The villagers say their killing these animals was an act of retaliation
Roughly 900 bottlenose dolphins have recently been killed by a group of villagers who seem to have no issues in admitting that they have only slaughtered these animals because of a money-related quarrel.The incident has occurred in the Malaita Province, in the Solomon Islands, and has sparked anger amongst conservationists and ordinary folks alike.
Apparently, these villagers' decision to kill the dolphins came as a result of their not receiving some money that the Earth Island Institute promised to give them in exchange for their leaving these animals alone.
Thus, the New Zealand Herald reports that said green-oriented group was supposed to pay these villagers a total of $400,000 (roughly €300,000), yet only provided them with about a third of this sum.
This translated into the hunters having to once again resort to killing dolphins in order to provide for their families, as has been the practice in this part of the world for several decades now.
Rumor has it that, money quarrel aside, this mass slaughter also had something to do with ongoing efforts to sabotage the conservation projects that greenheads were trying to implement in these regions.
“The issue of them going back fishing and killing dolphins was on the understanding that Earth Island has been reluctant to pay the agreed amount that was due to the community,” argued Atkin Fakaia, the chairman of the Fanalei Honiara Association.
“So they just felt disappointed and dissatisfied over the attitude of Earth Island.

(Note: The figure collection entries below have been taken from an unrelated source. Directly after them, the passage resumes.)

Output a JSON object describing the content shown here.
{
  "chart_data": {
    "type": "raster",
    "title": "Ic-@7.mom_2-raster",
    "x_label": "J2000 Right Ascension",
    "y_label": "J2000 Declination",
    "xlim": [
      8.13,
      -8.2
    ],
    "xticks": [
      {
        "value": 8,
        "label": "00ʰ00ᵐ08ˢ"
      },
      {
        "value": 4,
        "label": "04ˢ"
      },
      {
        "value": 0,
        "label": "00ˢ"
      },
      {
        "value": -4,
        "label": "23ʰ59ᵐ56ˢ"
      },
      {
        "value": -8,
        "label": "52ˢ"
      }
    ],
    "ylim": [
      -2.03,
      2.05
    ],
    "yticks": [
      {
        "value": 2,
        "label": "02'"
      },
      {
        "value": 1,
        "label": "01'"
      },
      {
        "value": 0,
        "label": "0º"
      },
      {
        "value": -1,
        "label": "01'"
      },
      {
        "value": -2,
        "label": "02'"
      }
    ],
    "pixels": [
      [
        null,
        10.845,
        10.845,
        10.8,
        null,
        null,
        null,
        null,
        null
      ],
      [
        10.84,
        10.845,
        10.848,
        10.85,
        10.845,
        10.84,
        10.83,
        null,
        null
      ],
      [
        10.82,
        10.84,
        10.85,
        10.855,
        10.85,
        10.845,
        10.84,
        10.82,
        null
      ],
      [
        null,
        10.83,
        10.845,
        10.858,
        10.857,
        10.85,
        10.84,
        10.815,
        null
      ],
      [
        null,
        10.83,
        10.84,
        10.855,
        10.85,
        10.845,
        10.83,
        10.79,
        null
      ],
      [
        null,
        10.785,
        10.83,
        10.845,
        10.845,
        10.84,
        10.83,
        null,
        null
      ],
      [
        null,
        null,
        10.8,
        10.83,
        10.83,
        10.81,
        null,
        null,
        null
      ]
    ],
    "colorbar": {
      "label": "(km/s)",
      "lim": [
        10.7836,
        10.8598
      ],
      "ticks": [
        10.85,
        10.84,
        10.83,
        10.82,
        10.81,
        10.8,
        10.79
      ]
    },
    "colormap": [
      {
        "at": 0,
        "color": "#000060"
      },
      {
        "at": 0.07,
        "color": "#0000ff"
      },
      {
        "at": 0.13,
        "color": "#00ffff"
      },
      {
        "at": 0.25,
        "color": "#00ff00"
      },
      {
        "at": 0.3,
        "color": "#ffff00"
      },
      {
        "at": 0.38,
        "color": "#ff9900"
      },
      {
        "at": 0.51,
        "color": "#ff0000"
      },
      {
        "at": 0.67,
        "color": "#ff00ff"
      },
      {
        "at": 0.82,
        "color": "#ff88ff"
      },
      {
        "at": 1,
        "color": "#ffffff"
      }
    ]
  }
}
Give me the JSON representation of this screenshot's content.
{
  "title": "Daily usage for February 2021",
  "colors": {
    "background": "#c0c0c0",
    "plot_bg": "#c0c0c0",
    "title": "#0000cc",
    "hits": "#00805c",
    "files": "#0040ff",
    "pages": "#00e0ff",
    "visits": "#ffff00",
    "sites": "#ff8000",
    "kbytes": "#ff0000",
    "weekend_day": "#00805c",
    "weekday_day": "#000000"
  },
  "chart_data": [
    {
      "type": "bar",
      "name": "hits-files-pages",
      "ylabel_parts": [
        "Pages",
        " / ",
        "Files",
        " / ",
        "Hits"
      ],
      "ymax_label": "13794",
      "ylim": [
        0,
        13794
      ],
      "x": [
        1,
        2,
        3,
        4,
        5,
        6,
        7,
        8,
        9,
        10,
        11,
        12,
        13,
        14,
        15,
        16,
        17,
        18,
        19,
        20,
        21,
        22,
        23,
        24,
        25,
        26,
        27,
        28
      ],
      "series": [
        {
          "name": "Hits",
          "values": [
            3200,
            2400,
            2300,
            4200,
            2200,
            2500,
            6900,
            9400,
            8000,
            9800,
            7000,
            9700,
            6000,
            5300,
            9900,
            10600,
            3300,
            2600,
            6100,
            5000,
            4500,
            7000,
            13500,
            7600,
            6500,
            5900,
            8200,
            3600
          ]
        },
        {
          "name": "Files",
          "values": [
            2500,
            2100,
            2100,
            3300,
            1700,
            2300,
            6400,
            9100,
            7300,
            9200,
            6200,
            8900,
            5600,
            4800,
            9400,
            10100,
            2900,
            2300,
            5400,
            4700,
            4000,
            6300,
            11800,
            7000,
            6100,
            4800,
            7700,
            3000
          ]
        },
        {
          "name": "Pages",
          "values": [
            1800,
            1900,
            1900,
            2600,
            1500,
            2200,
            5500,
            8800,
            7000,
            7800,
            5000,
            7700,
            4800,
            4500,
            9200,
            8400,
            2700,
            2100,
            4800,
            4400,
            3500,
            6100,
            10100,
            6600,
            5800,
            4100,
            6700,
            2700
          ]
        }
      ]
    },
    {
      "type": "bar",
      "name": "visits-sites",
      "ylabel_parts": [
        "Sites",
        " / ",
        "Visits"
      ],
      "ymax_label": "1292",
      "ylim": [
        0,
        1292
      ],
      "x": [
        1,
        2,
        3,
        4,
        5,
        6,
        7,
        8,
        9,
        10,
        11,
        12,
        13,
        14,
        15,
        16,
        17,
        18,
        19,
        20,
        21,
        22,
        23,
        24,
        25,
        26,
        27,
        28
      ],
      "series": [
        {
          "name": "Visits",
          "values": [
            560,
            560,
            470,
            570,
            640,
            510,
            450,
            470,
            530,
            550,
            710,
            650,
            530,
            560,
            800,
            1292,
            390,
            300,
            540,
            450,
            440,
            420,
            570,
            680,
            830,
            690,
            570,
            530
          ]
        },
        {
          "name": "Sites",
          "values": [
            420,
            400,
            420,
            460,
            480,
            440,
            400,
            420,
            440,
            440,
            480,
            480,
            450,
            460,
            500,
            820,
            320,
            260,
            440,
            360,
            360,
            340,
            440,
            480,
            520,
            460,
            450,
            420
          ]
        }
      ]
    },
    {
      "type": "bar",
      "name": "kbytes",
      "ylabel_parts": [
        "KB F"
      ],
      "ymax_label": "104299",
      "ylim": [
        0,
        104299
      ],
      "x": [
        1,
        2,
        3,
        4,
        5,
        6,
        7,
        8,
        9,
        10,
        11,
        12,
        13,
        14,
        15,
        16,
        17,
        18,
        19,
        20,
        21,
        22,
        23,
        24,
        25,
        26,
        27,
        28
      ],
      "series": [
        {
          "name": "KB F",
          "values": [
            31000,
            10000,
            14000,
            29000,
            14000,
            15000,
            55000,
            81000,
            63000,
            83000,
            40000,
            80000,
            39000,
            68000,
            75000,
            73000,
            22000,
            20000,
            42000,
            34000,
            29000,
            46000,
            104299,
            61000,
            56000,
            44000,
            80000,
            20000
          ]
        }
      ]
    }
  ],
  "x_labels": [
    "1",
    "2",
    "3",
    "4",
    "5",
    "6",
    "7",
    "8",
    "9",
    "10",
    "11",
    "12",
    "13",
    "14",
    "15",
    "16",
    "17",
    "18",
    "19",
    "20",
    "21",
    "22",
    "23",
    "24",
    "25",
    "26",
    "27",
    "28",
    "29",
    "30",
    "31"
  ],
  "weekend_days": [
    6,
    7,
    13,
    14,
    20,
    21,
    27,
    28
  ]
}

They went back to hunting dolphin in order to sell the dolphin teeth and meat to earn money,” Atkin Fakaia went on to add.
Despite the fact that these villagers' deeds are understandable to a certain extent, most of the conservationists working with the Earth Island Institute maintain that their actions were “evil.”
“We are very very disappointed. This is a tragedy. It's bad for dolphins. It's bad for the community. It's bad for the Solomon Islands as a nation to have this blot on the record,” stated David Phillips, one of the conservationists in charge of overseeing international dolphin protection efforts for Earth Island.